Klein, Julie
Senior Fellow: June–August 2022
Research Project: Spinozan Pedagogy
Spinoza’s account of how human beings can become philosophical is both theoretical and practical. Spinoza’s texts—the questions they pose, the arguments they present, and the ways of thinking and feeling that they cultivate—offer exercises in becoming philosophical. While Spinoza is famously dismissive of Cartesian scepticism, chiefly because he rejects the Christian model of free will and the epistemology of an atomistic incorporeal subject, he treats doubt and scepticism as inevitable and potentially useful. This is especially true in the transition from imagination to reason. Imagination, whose passivity and complexity explain confusion and doubt, is the origin of all human knowing and an experience we repeat.
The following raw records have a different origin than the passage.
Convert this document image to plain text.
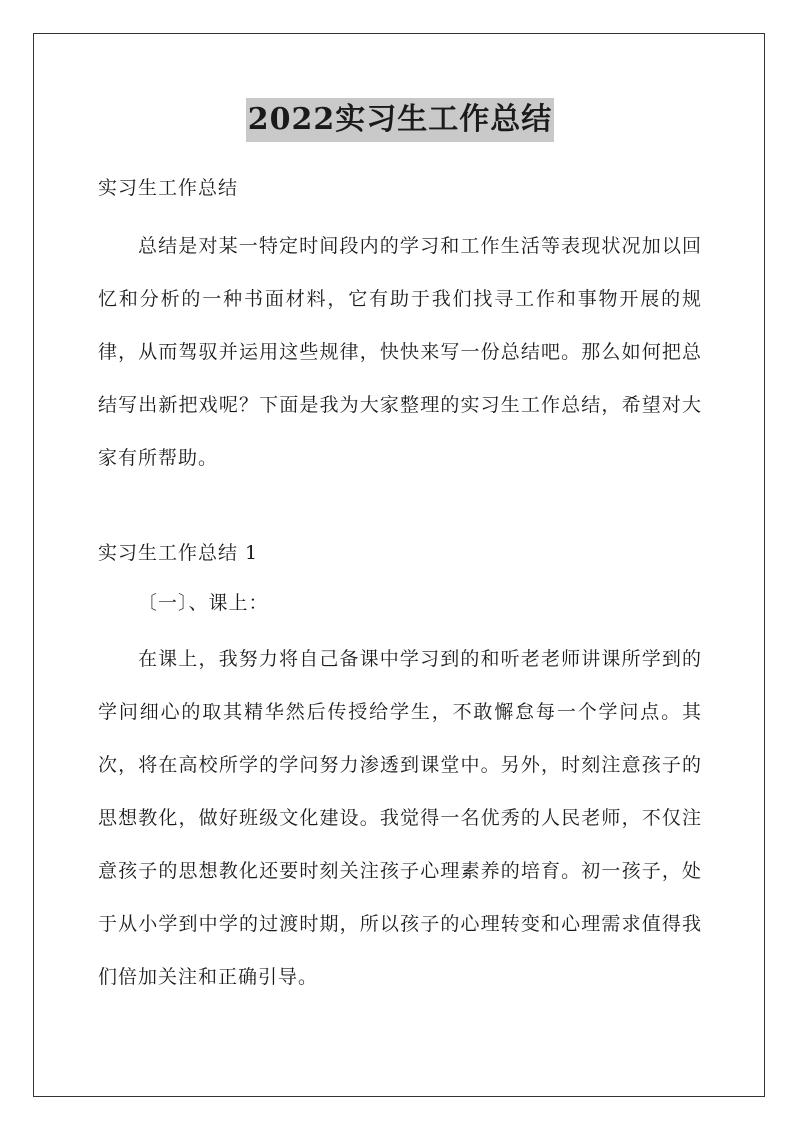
2022实习生工作总结

实习生工作总结

总结是对某一特定时间段内的学习和工作生活等表现状况加以回忆和分析的一种书面材料，它有助于我们找寻工作和事物开展的规律，从而驾驭并运用这些规律，快快来写一份总结吧。那么如何把总结写出新把戏呢？下面是我为大家整理的实习生工作总结，希望对大家有所帮助。

实习生工作总结 1

〔一〕、课上：

在课上，我努力将自己备课中学习到的和听老老师讲课所学到的学问细心的取其精华然后传授给学生，不敢懈怠每一个学问点。其次，将在高校所学的学问努力渗透到课堂中。另外，时刻注意孩子的思想教化，做好班级文化建设。我觉得一名优秀的人民老师，不仅注意孩子的思想教化还要时刻关注孩子心理素养的培育。初一孩子，处于从小学到中学的过渡时期，所以孩子的心理转变和心理需求值得我们倍加关注和正确引导。
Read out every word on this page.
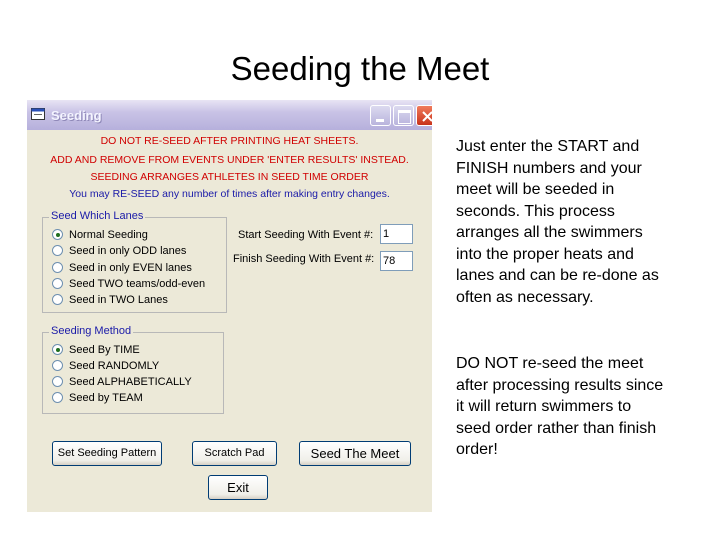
Seeding the Meet
Seeding
DO NOT RE-SEED AFTER PRINTING HEAT SHEETS.
ADD AND REMOVE FROM EVENTS UNDER 'ENTER RESULTS' INSTEAD.
SEEDING ARRANGES ATHLETES IN SEED TIME ORDER
You may RE-SEED any number of times after making entry changes.
Seed Which Lanes
Normal Seeding
Seed in only ODD lanes
Seed in only EVEN lanes
Seed TWO teams/odd-even
Seed in TWO Lanes
Start Seeding With Event #: 1
Finish Seeding With Event #: 78
Seeding Method
Seed By TIME
Seed RANDOMLY
Seed ALPHABETICALLY
Seed by TEAM
Set Seeding Pattern	Scratch Pad	Seed The Meet
Exit
Just enter the START and
FINISH numbers and your
meet will be seeded in
seconds. This process
arranges all the swimmers
into the proper heats and
lanes and can be re-done as
often as necessary.
DO NOT re-seed the meet
after processing results since
it will return swimmers to
seed order rather than finish
order!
Although Spinoza is often read as promising an end to doubt in the achievement of truth and certainty, as if we could become rational or even intuitive once and for all, the Ethics demonstrates that human knowers are “infinitely surpassed by the power of external causes” (E4p3). Thus becoming and remaining, to whatever degree, rational and/or intuitive are ongoing projects, with advances and regresses, successes and failures. Spinozan pedagogy involves the cultivation of a cognitive–affective critical sensibility.
Julie R. Klein is an associate professor of philosophy at Villanova University.